An Excerpt from Jim Conrad's
NATURALIST NEWSLETTER
September 22, 2002
written
in the woods not far from Natchez, Mississippi, USA
Friday morning I was working in one of the gardens when I heard my friend Master whooping and cussing. I'd never heard Master cuss so I figured he'd had a close call with a snake, and I was right. He'd been picking up limbs recently fallen from the pecan trees onto the plantation manager's lawn, and a 4-ft-long (1.2 m) Timber Rattlesnake had been coiled beneath a limb. Master had been reaching toward it when he realized what he was seeing. The snake's disruptive camouflage serves it well these days when dried-up, brown, yellow and green Pecan leaflets litter the ground.
I put the snake in a bucket with a top on it and in a pickup truck we carried it to the back of the plantation, where it was nudged over the steep loess bluff. During the whole trip, coming and going, Master never stopped telling the story of how he'd almost picked it up.
Interestingly, Timber Rattlers usually don't rattle. I heard only a couple of clicks while getting ours into the bucket. Of all the rattlers I've encountered here, only one rattled, and that one was so loud that I thought it was a cicada fallen to the ground. I was gathering twigs to burn in my campfire and, like Master, didn't see the snake until I was reaching right for it, looking around for the flustered cicada.
Anyway, when we returned to the lawn Master had to tell his story to the manager again. After he'd finished, as he was opening the truck's door a dry leaf stuck to the frame by a spider web made a crackling sound. Poor Master jumped a good yard backwards, his eyes popping and his face frozen in terror.

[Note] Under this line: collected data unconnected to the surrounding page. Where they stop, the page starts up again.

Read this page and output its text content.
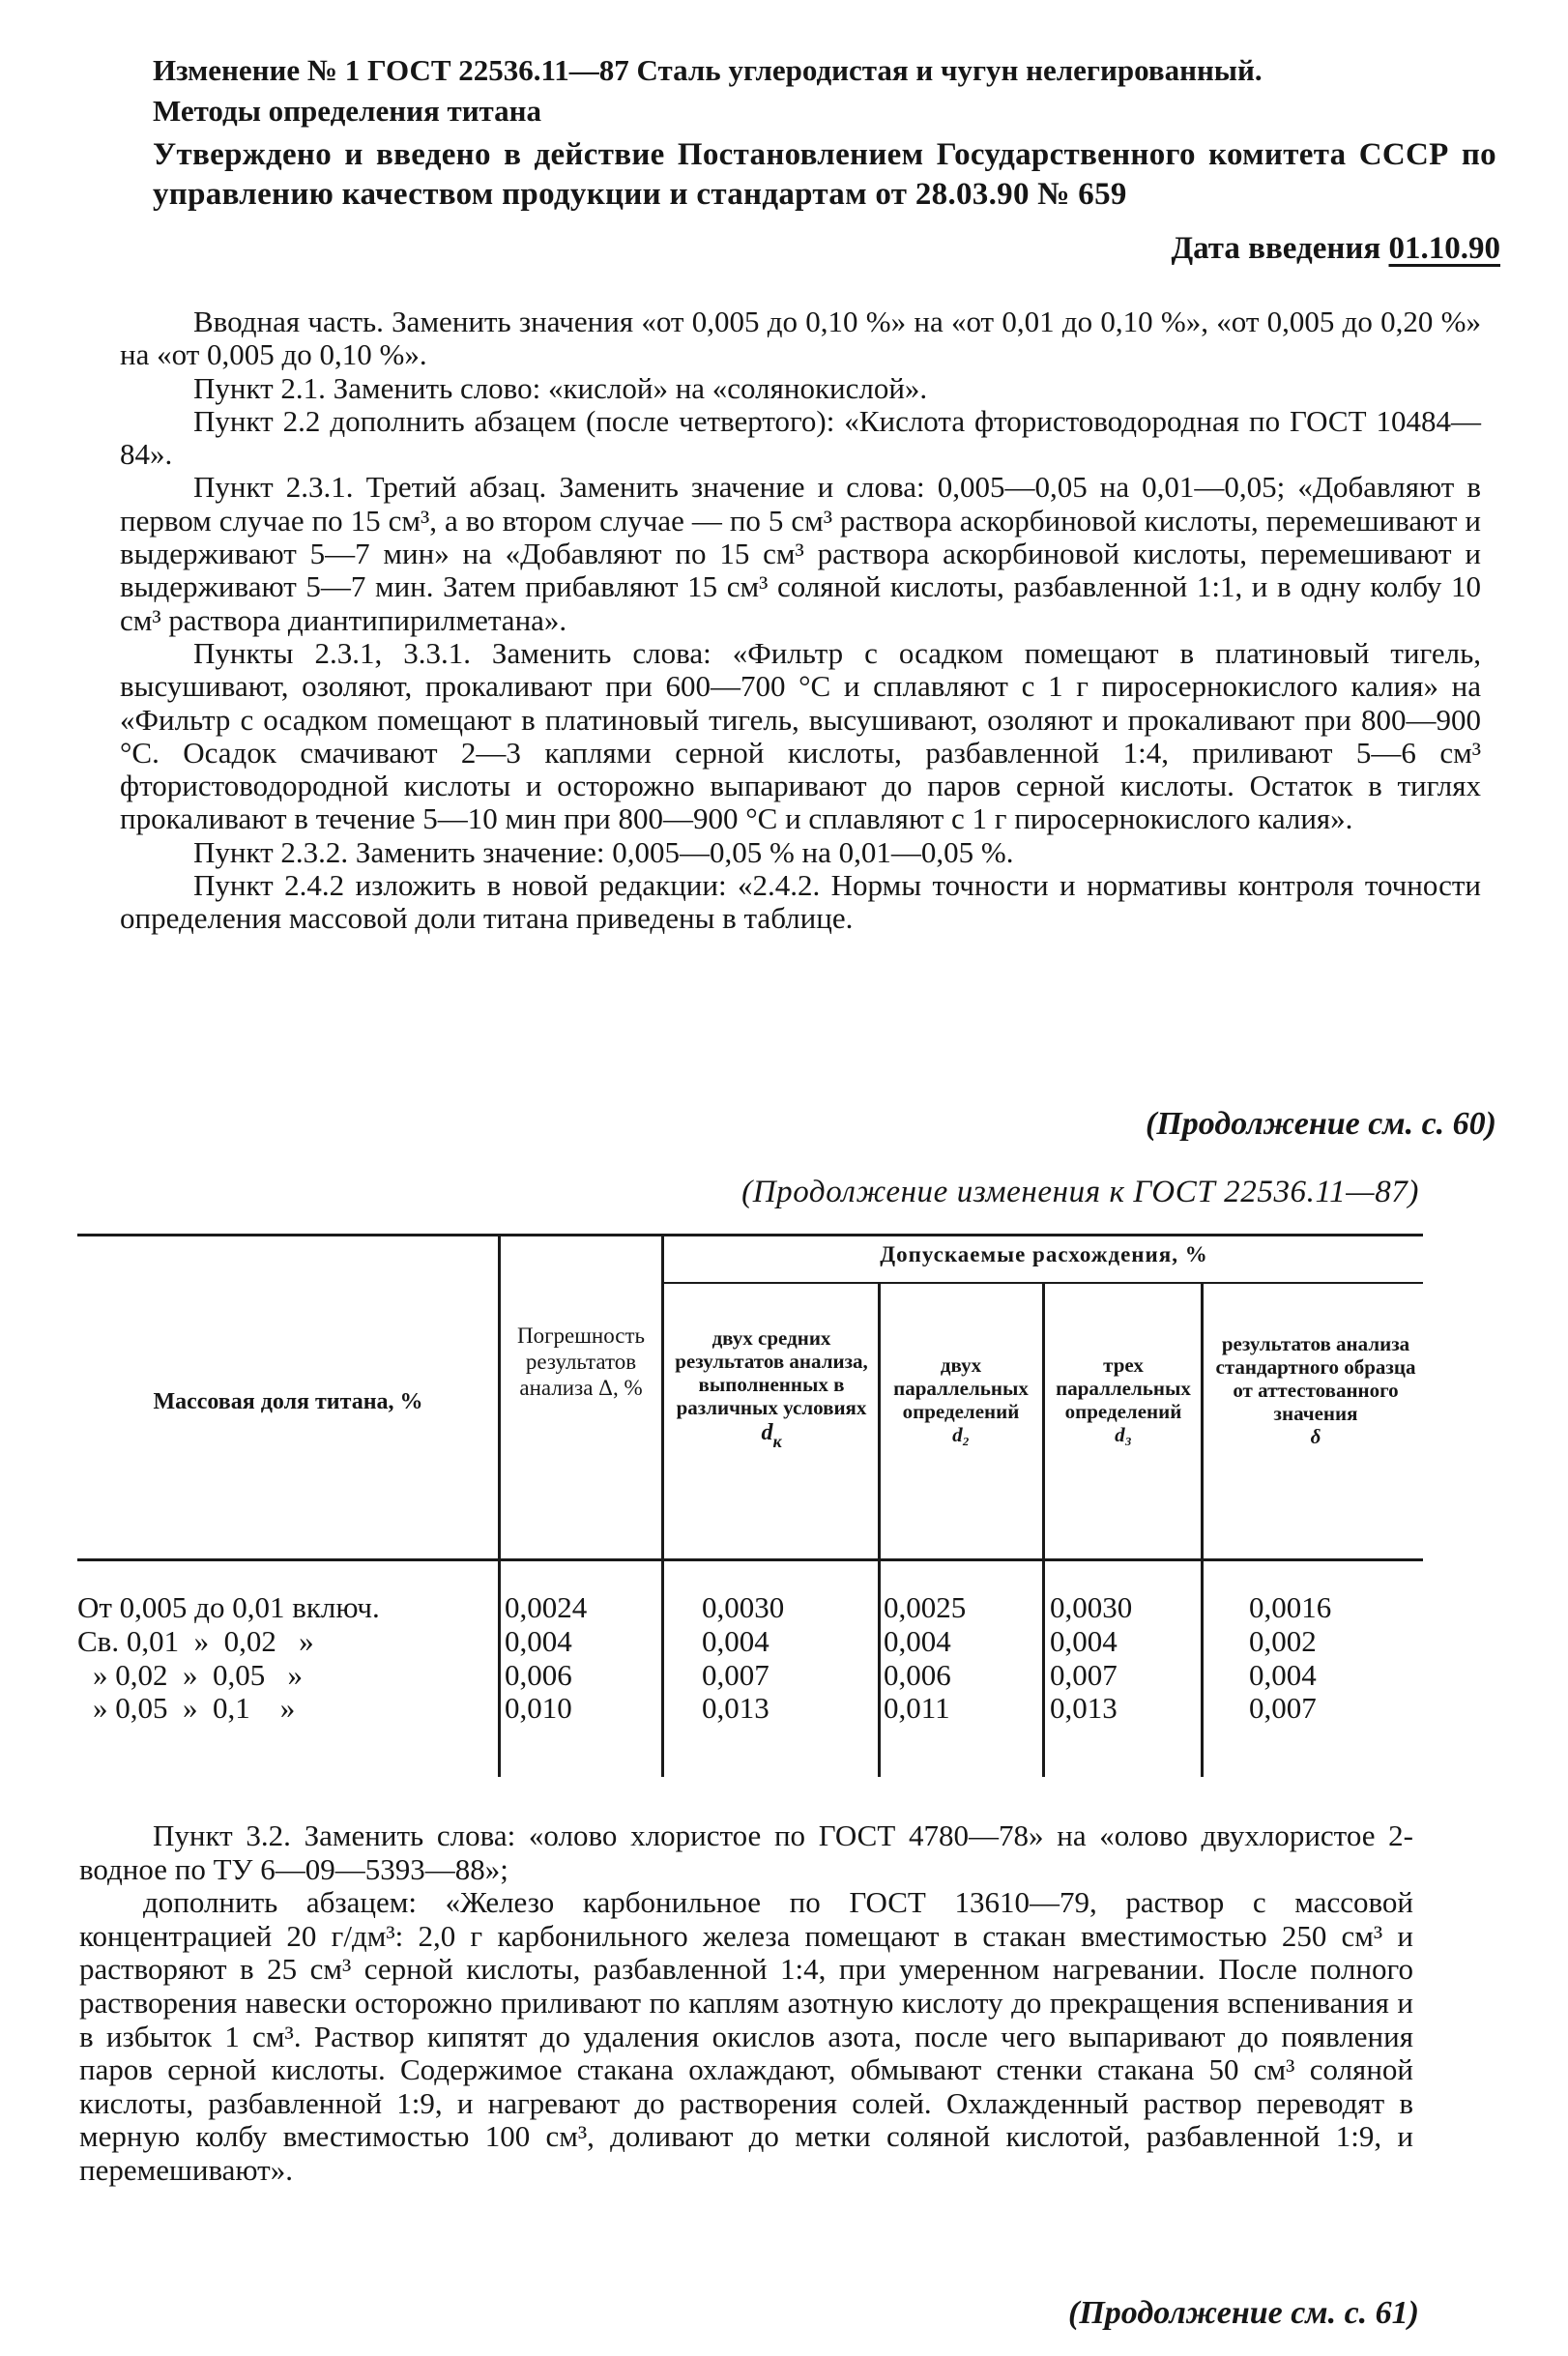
Изменение № 1 ГОСТ 22536.11—87 Сталь углеродистая и чугун нелегированный.
Методы определения титана
Утверждено и введено в действие Постановлением Государственного комитета СССР по управлению качеством продукции и стандартам от 28.03.90 № 659
Дата введения 01.10.90

Вводная часть. Заменить значения «от 0,005 до 0,10 %» на «от 0,01 до 0,10 %», «от 0,005 до 0,20 %» на «от 0,005 до 0,10 %».

Пункт 2.1. Заменить слово: «кислой» на «солянокислой».

Пункт 2.2 дополнить абзацем (после четвертого): «Кислота фтористоводородная по ГОСТ 10484—84».

Пункт 2.3.1. Третий абзац. Заменить значение и слова: 0,005—0,05 на 0,01—0,05; «Добавляют в первом случае по 15 см³, а во втором случае — по 5 см³ раствора аскорбиновой кислоты, перемешивают и выдерживают 5—7 мин» на «Добавляют по 15 см³ раствора аскорбиновой кислоты, перемешивают и выдерживают 5—7 мин. Затем прибавляют 15 см³ соляной кислоты, разбавленной 1:1, и в одну колбу 10 см³ раствора диантипирилметана».

Пункты 2.3.1, 3.3.1. Заменить слова: «Фильтр с осадком помещают в платиновый тигель, высушивают, озоляют, прокаливают при 600—700 °С и сплавляют с 1 г пиросернокислого калия» на «Фильтр с осадком помещают в платиновый тигель, высушивают, озоляют и прокаливают при 800—900 °С. Осадок смачивают 2—3 каплями серной кислоты, разбавленной 1:4, приливают 5—6 см³ фтористоводородной кислоты и осторожно выпаривают до паров серной кислоты. Остаток в тиглях прокаливают в течение 5—10 мин при 800—900 °С и сплавляют с 1 г пиросернокислого калия».

Пункт 2.3.2. Заменить значение: 0,005—0,05 % на 0,01—0,05 %.

Пункт 2.4.2 изложить в новой редакции: «2.4.2. Нормы точности и нормативы контроля точности определения массовой доли титана приведены в таблице.

(Продолжение см. с. 60)
(Продолжение изменения к ГОСТ 22536.11—87)
Массовая доля титана, %
Погрешность результатов анализа Δ, %
Допускаемые расхождения, %
двух средних результатов анализа, выполненных в различных условиях
$d_к$
двух параллельных определений
d₂
трех параллельных определений
d₃
результатов анализа стандартного образца от аттестованного значения
δ
От 0,005 до 0,01 включ.
Св. 0,01  »  0,02   »
» 0,02  »  0,05   »
» 0,05  »  0,1    »
0,0024
0,004
0,006
0,010
0,0030
0,004
0,007
0,013
0,0025
0,004
0,006
0,011
0,0030
0,004
0,007
0,013
0,0016
0,002
0,004
0,007

Пункт 3.2. Заменить слова: «олово хлористое по ГОСТ 4780—78» на «олово двухлористое 2-водное по ТУ 6—09—5393—88»;

дополнить абзацем: «Железо карбонильное по ГОСТ 13610—79, раствор с массовой концентрацией 20 г/дм³: 2,0 г карбонильного железа помещают в стакан вместимостью 250 см³ и растворяют в 25 см³ серной кислоты, разбавленной 1:4, при умеренном нагревании. После полного растворения навески осторожно приливают по каплям азотную кислоту до прекращения вспенивания и в избыток 1 см³. Раствор кипятят до удаления окислов азота, после чего выпаривают до появления паров серной кислоты. Содержимое стакана охлаждают, обмывают стенки стакана 50 см³ соляной кислоты, разбавленной 1:9, и нагревают до растворения солей. Охлажденный раствор переводят в мерную колбу вместимостью 100 см³, доливают до метки соляной кислотой, разбавленной 1:9, и перемешивают».

(Продолжение см. с. 61)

Here was a big man nearly as tall as I, his ebony skin instantly shiny with the sweat of fear, and his muscles taut as a mule's. How I admired his focus on that leaf, the manner by which his entire body and soul in an instant had been transformed from a rambling story-telling mode to total attention to the source of that simple crackle.
I laughed uproariously but I knew it was pointless to say that I wasn't laughing at Master's fear. I was laughing with delight, wishing that somehow I could manage such intensity of concentration while looking at the sky, the grass, the trees, the sunlight, my own hands.
How wonderful it would be to be rattlesnake alive to all things the way Master was at that moment contemplating a dried-up leaf.